Keidrick Roy is a PhD candidate working at the intersection of American literature, intellectual history, and political philosophy. In particular, he examines slavery, abolitionism, and media history in the transatlantic world since the eighteenth century. Keidrick is committed to supporting ongoing community discussions about the history of race in America and to analyzing our present moment within its broader historical context. His public outreach work has been featured by CBS Sunday Morning, the Harvard Gazette, the Public News Service, the Christian Science Monitor, the Chicago Review of Books, and the National Football League.
Keidrick is also committed to the work of museum curation and documentary film production to encourage public reflection and dialogue.
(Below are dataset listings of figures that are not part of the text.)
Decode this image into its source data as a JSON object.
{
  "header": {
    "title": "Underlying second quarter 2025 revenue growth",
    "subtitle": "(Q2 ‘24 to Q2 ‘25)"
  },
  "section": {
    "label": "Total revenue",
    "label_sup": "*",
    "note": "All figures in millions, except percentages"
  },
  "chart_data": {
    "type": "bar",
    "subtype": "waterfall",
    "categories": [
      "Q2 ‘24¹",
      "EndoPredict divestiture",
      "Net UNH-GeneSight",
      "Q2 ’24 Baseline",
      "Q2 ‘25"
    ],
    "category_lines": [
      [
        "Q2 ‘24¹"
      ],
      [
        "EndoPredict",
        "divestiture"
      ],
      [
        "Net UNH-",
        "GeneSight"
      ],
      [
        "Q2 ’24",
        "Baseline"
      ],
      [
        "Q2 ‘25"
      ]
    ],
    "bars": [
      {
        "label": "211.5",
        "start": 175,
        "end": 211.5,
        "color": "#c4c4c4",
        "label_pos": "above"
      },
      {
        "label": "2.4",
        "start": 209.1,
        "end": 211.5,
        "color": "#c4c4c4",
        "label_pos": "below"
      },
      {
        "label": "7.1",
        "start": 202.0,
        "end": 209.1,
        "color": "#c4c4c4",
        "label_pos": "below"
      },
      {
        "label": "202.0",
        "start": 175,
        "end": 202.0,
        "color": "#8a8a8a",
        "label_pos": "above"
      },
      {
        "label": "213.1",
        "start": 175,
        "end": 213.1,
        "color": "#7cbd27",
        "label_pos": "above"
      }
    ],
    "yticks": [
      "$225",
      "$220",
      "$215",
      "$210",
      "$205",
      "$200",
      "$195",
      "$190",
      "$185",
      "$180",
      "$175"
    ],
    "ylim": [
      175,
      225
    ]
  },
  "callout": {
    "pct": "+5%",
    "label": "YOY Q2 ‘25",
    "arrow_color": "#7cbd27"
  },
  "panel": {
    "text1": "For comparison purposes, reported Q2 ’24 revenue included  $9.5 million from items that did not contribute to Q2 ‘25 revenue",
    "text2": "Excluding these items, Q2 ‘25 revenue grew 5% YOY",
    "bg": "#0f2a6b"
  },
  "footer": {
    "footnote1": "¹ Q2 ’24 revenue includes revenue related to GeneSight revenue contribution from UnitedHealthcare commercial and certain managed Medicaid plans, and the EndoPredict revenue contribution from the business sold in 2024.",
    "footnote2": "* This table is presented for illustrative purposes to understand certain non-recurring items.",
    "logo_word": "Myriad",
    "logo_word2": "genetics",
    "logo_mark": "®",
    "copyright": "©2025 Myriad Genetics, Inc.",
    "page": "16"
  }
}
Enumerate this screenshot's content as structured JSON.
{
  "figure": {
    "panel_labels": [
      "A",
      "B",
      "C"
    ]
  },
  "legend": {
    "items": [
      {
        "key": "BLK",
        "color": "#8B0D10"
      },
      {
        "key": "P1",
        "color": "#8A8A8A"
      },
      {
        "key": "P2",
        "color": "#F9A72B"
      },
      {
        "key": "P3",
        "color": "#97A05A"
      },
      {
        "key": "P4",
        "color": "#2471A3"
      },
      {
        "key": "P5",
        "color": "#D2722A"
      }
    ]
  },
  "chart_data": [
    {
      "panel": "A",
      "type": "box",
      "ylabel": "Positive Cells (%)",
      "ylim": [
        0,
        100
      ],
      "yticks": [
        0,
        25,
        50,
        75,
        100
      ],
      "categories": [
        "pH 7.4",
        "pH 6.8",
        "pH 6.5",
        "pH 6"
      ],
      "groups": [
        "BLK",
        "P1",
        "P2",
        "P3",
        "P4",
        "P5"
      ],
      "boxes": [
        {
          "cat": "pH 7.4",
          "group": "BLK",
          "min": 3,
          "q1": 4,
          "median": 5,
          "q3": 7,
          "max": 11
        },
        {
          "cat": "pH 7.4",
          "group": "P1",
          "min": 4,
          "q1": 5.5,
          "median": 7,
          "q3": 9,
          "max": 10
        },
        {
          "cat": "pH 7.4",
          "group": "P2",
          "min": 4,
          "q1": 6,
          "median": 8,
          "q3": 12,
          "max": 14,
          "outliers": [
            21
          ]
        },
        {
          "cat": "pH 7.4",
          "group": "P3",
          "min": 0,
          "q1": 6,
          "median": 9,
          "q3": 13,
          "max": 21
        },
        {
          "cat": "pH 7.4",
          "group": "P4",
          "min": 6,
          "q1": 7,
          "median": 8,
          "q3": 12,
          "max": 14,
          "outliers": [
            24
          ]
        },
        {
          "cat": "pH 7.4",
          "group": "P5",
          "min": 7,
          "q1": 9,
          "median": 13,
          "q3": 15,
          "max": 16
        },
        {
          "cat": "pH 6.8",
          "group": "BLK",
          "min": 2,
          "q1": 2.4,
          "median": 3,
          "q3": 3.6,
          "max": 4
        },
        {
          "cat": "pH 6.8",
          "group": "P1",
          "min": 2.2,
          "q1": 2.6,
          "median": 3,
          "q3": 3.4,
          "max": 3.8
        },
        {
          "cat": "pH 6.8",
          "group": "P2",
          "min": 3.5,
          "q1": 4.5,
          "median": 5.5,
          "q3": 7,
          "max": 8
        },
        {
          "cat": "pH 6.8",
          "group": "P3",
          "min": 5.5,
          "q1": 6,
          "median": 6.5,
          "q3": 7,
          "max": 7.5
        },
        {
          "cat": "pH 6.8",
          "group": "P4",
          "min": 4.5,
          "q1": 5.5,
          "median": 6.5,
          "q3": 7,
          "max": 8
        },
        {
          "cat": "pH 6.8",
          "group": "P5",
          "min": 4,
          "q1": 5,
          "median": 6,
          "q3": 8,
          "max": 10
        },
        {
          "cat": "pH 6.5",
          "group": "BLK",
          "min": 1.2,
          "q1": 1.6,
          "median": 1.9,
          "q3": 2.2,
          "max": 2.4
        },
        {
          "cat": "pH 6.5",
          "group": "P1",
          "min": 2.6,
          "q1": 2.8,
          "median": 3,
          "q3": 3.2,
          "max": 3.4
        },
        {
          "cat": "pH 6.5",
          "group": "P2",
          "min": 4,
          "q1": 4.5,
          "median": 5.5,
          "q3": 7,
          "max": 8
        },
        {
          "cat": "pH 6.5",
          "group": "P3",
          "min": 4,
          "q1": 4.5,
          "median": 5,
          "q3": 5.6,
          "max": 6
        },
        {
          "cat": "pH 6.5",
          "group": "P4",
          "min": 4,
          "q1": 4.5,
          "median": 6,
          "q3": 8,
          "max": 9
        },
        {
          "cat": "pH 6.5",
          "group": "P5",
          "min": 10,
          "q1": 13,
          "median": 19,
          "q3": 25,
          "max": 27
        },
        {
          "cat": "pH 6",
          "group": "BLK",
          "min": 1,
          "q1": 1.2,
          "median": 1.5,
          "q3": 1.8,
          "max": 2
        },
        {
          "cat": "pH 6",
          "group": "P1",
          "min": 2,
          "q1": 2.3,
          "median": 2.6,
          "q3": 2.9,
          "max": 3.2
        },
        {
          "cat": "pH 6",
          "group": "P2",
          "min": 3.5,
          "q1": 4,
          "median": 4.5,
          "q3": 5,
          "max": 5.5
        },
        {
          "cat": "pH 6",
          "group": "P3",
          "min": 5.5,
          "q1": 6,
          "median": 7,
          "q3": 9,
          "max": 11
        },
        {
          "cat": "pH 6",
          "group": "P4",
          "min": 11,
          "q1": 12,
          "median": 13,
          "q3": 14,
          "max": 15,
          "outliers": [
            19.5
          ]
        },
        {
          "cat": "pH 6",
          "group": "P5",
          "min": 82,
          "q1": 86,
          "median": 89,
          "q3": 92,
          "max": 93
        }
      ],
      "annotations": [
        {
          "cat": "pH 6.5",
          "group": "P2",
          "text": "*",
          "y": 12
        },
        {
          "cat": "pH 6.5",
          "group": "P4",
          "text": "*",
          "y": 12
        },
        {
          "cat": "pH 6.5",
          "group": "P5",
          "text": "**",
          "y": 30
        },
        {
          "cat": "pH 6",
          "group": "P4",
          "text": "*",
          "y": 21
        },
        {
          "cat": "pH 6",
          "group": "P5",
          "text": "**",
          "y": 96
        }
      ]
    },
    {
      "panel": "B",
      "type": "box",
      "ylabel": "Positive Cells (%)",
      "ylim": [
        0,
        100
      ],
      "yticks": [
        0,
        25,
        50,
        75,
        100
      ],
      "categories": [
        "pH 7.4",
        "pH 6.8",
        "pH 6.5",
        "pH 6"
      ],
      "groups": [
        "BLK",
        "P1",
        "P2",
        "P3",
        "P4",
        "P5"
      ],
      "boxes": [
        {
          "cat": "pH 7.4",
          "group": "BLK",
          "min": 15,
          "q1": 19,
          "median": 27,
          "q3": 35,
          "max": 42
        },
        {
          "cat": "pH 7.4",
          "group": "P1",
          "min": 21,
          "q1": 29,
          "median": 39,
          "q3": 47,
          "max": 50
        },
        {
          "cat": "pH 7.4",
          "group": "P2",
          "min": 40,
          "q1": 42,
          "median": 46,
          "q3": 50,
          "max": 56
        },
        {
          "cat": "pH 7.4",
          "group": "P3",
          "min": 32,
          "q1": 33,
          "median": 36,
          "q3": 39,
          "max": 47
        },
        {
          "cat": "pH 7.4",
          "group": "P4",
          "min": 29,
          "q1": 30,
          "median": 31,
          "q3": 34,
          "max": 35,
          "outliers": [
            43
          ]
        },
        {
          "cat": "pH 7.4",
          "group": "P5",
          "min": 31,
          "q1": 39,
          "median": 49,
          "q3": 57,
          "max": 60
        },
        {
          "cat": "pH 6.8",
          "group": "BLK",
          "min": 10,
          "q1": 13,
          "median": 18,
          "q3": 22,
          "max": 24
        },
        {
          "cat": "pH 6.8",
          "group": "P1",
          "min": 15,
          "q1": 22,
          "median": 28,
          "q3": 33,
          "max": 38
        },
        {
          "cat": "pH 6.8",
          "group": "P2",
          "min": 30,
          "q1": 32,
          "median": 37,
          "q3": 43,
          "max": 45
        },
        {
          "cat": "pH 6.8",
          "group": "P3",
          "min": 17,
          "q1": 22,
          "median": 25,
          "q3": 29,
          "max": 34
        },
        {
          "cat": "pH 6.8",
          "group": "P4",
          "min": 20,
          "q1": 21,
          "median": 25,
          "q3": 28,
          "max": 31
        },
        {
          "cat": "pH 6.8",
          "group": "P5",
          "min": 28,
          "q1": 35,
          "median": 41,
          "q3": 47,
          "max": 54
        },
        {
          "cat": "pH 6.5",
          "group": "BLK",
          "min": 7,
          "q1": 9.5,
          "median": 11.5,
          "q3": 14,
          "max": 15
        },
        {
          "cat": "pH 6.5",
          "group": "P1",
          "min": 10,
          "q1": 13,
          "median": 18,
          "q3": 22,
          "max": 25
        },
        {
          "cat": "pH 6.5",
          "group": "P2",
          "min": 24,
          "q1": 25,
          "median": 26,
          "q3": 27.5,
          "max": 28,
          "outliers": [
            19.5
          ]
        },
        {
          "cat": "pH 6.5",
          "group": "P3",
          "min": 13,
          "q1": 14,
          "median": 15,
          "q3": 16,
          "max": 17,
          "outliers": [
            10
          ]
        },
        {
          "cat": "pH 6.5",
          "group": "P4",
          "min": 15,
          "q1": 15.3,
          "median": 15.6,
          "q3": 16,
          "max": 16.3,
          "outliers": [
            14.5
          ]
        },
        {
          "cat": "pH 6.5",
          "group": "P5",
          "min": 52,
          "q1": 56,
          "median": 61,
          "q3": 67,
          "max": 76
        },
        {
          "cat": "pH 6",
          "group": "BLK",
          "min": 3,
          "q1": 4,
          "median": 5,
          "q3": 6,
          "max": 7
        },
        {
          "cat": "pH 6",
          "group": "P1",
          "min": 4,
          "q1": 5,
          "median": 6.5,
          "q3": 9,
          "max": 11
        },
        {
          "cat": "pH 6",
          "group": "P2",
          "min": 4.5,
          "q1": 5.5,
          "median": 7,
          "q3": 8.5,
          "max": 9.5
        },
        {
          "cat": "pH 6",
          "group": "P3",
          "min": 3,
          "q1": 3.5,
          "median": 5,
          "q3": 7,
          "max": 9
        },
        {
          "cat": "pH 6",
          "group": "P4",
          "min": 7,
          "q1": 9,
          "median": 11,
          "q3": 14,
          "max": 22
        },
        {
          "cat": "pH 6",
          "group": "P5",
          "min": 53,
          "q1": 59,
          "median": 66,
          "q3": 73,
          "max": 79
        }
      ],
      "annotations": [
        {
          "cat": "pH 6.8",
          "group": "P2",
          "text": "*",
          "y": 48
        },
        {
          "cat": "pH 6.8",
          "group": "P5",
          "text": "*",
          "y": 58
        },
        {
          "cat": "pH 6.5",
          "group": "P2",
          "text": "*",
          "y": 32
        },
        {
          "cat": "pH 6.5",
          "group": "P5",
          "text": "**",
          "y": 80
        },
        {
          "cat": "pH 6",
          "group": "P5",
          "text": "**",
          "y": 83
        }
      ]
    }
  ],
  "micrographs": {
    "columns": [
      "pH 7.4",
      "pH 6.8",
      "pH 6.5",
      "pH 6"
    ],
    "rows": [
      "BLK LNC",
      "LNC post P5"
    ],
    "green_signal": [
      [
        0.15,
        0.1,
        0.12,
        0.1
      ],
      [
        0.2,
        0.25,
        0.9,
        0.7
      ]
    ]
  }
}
He has served as an exhibition curator for the postbellum writings and speeches of Frederick Douglass at the American Writers Museum in Chicago, and he is currently curating an exhibition on the Nazi racial state for the Houghton Library at Harvard University, which will debut in 2022. Additionally, Keidrick is the executive producer of an upcoming documentary film on race and art in the wake of the coronavirus pandemic.
An Outstanding Academy Educator honoree as an Instructor of English at the United States Air Force Academy, an award-winning Teaching Fellow at Harvard, and a former military nuclear operations officer, Keidrick has received research support from the Ford Foundation, Andrew W. Mellon Foundation, Pat Tillman Foundation, and Harvard's Center for American Political Studies.